Marjorie Buxton Papers

Scope and Content

Contains material primarily relating to Marjorie Lockley's lacrosse coaching career in the 1930s but also includes records of her writings on lacrosse, and her involvement with the All England Ladies' Lacrosse Association, the All Wales Ladies' Lacrosse Association and the West Ladies' Lacrosse Association.

Administrative / Biographical History

Emilie (Marjorie) Buxton (nee Lockley) was born in 1906, the sixth and youngest child of Harry Lockley and Emilie Margaret Mathias, and educated at her mother's school in Cardiff before attending Queen Anne's School, Caversham.

During the years 1927-1936 Marjorie was employed as a games coach at colleges, schools and clubs including Chelsea Physical Training College and the University of Cambridge.

Marjorie played lacrosse at club, county and territorial level from the mid-1920s to the mid-1930s periodically representing Putney Ladies' Lacrosse Club (1927-1928), Merton Reserves (1928), Taunton (1929 and 1935), Glamorgan and Monmouthshire (1925-1939), Somerset (1934 and 1936), the West (1928-1939), the South (1930 and 1934-1935), and the East (1939).
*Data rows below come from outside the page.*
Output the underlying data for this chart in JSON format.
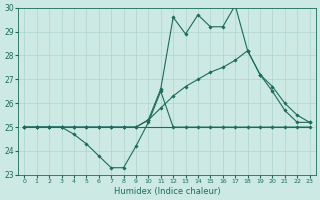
{
  "xlabel": "Humidex (Indice chaleur)",
  "xlim": [
    -0.5,
    23.5
  ],
  "ylim": [
    23,
    30
  ],
  "yticks": [
    23,
    24,
    25,
    26,
    27,
    28,
    29,
    30
  ],
  "xticks": [
    0,
    1,
    2,
    3,
    4,
    5,
    6,
    7,
    8,
    9,
    10,
    11,
    12,
    13,
    14,
    15,
    16,
    17,
    18,
    19,
    20,
    21,
    22,
    23
  ],
  "background_color": "#cce9e4",
  "grid_color": "#aed4ce",
  "line_color": "#1c6b5c",
  "series": {
    "line_min": {
      "x": [
        0,
        1,
        2,
        3,
        4,
        5,
        6,
        7,
        8,
        9,
        10,
        11,
        12,
        13,
        14,
        15,
        16,
        17,
        18,
        19,
        20,
        21,
        22,
        23
      ],
      "y": [
        25,
        25,
        25,
        25,
        24.7,
        24.3,
        23.8,
        23.3,
        23.3,
        24.2,
        25.2,
        26.5,
        25,
        25,
        25,
        25,
        25,
        25,
        25,
        25,
        25,
        25,
        25,
        25
      ],
      "has_markers": true
    },
    "line_max": {
      "x": [
        0,
        1,
        2,
        3,
        4,
        5,
        6,
        7,
        8,
        9,
        10,
        11,
        12,
        13,
        14,
        15,
        16,
        17,
        18,
        19,
        20,
        21,
        22,
        23
      ],
      "y": [
        25,
        25,
        25,
        25,
        25,
        25,
        25,
        25,
        25,
        25,
        25.3,
        26.6,
        29.6,
        28.9,
        29.7,
        29.2,
        29.2,
        30.1,
        28.2,
        27.2,
        26.5,
        25.7,
        25.2,
        25.2
      ],
      "has_markers": true
    },
    "line_flat": {
      "x": [
        0,
        1,
        2,
        3,
        4,
        5,
        6,
        7,
        8,
        9,
        10,
        11,
        12,
        13,
        14,
        15,
        16,
        17,
        18,
        19,
        20,
        21,
        22,
        23
      ],
      "y": [
        25,
        25,
        25,
        25,
        25,
        25,
        25,
        25,
        25,
        25,
        25,
        25,
        25,
        25,
        25,
        25,
        25,
        25,
        25,
        25,
        25,
        25,
        25,
        25
      ],
      "has_markers": false
    },
    "line_mean": {
      "x": [
        0,
        1,
        2,
        3,
        4,
        5,
        6,
        7,
        8,
        9,
        10,
        11,
        12,
        13,
        14,
        15,
        16,
        17,
        18,
        19,
        20,
        21,
        22,
        23
      ],
      "y": [
        25,
        25,
        25,
        25,
        25,
        25,
        25,
        25,
        25,
        25,
        25.3,
        25.8,
        26.3,
        26.7,
        27.0,
        27.3,
        27.5,
        27.8,
        28.2,
        27.2,
        26.7,
        26.0,
        25.5,
        25.2
      ],
      "has_markers": true
    }
  }
}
In November 1927 she co-founded the Boxmoor Ladies' Lacrosse Club with her sister Kathleen and played with the club from 1928 to 1936, captaining the team in the 1931/32 season. Marjorie was selected to play for England Reserves in the 1926/27, 1928/29 and 1929/30 seasons (she was vice-captain in the latter) and for Wales in 1930 for whom she continued to play until [1936] and again in 1939.

Similar to her sister Kathleen, Marjorie's activities in promoting and developing the game of lacrosse were numerous, particularly in Ireland. She is credited with organising the first trip of an All England Ladies' Lacrosse Association (AELLA) team to Ireland in April 1928 to play the recently formed (1926) Dublin Pioneers Ladies' Lacrosse Club. The visit was judged to be a success and subsequently established as the English Rovers Tour to Ireland in 1929 and 1930. Marjorie took Ireland under her wing and assisted with travel to and from Great Britain in 1929 for the Dublin Pioneers, and in March 1930 helped form the Irish Ladies' Lacrosse Union. She became head coach and selector for the first Irish women's national team who played their first game at an international tournament held at Merton Abbey, London 10-12 April 1930.

In 1931 Marjorie travelled to the United States for the first time, to coach lacrosse and tennis at the Sargent School of Physical Training in Cambridge, Massachusetts. She returned to Sargent's School in 1932, and in 1934 was part of a team of England players and coaches (led by her sister Kathleen) on the first unofficial tour to the USA. The team played exhibition games, loaned their players to local clubs, and provided coaching throughout the five-week tour. The outcome was a visit by the United States Women's Lacrosse Association (USWLA) to Great Britain and Ireland in 1935 for which Marjorie served as tour manager. In 1936 she organised a team of England players and coaches on a return visit to the United States and remained for the next two years, coaching at Sweet Briar College, Virginia and at Smith College, Massachusetts. In 1936 Marjorie was amongst the first to be elected as an Honorary Member of the USWLA along with her sister Kathleen, Joyce Cran Barry and Muriel O. Newbold.

Beginning in October 1935, Marjorie served as the AELLA press representative and submitted reports of lacrosse matches and articles to The Morning Post and The Daily Telegraph for the 1935/36 lacrosse season.

Marjorie served in a number of administrative roles including Honorary Secretary for AELLA [1928-1933], Vice-President of the Welsh Ladies' Lacrosse Association (1935), and President of the West Women's Lacrosse Association (1957-1977).

In the spring of 1939 Marjorie married Edward (John) Mawby Buxton (1912-1989), a university teacher, poet and ornithologist. After the outbreak of the Second World War, he was assigned as an intelligence officer to 1 Independent Company (later 1 Commando) and took part in the desperate and unsuccessful attempt to stem the German invasion of Norway. He was captured in May 1940 and spent the rest of the war as a prisoner of war in Germany.

Marjorie died in July 1977 in Malmesbury, Wiltshire.